Fabrique Records FAB073 – 17th January 2020
Christopher Nosnibor
As the press text summarises, ‘Cusp is a collection of compositions taken from the soundtrack for the film STRESS by Florian Baron. The feature-length documentary gives voice to five young veterans, their experiences and trauma’. It was never going to be light or upbeat, and immediately, the sounds emanating from the speakers are unsettling, disturbing: blasts and reverberating crashes echo all around over slow, elongated drones, and ‘It’s Happening’ washes into the slow ebb and flow surges of synth that form ‘Them or Me’.
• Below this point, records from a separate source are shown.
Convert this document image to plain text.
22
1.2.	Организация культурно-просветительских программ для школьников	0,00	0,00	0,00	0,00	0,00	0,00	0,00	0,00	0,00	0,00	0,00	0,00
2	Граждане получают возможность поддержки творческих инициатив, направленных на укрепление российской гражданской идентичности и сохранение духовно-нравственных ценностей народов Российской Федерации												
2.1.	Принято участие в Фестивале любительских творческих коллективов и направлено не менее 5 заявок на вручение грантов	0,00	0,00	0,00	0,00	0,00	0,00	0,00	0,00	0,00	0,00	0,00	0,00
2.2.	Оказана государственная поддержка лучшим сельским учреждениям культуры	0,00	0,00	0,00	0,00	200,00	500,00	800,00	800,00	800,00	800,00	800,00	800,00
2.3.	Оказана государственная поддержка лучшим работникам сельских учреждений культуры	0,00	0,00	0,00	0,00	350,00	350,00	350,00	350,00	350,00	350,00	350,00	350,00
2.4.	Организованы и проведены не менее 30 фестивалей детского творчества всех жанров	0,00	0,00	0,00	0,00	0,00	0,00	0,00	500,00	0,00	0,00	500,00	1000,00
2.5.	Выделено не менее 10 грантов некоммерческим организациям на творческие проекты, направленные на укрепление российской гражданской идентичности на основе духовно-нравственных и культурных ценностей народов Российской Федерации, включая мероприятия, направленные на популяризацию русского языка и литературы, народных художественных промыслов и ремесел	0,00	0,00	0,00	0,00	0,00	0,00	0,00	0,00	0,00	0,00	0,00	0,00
It may be good to talk, but those of us who haven’t been there simply cannot relate, cannot compute or comprehend the meaning, the pain, the anguish. It’s a world beyond and it would be a mistake and an insult to pretend otherwise. Anything, from sympathy to empathy feels like an underestimation and an undersale, a devaluement. Perhaps it’s an act of solipsism: the suffering in the mind of another is unknowable. This renders the territory Cusp and the film it soundtracks difficult on a number of levels.
Trauma is by no means entertainment, and while I haven’t seen the film, Irmirt’s handling is impressive in its subtlety, and it’s understandable why she was awarded the German Documentary Film Music Award in 2019. The jury remarked how in her soundtrack, she ‘dissolves the boundaries between sound design and musical composition in a virtuoso and at the same time self-evident way, thus creating a sound cosmos that, through uncompromising reduction, generates brutal knowledge.’
The best soundtracks are always understated, and compliment, rather than dominate the visuals they accompany, and Cusp, which takes fragments of the soundtrack as a whole – with eight tracks, half of which are only around the two-minute mark, this is a distillation of a broader experience, and it works well.
It is dark, unsettling, but nothing is overdone. And that’s why it works.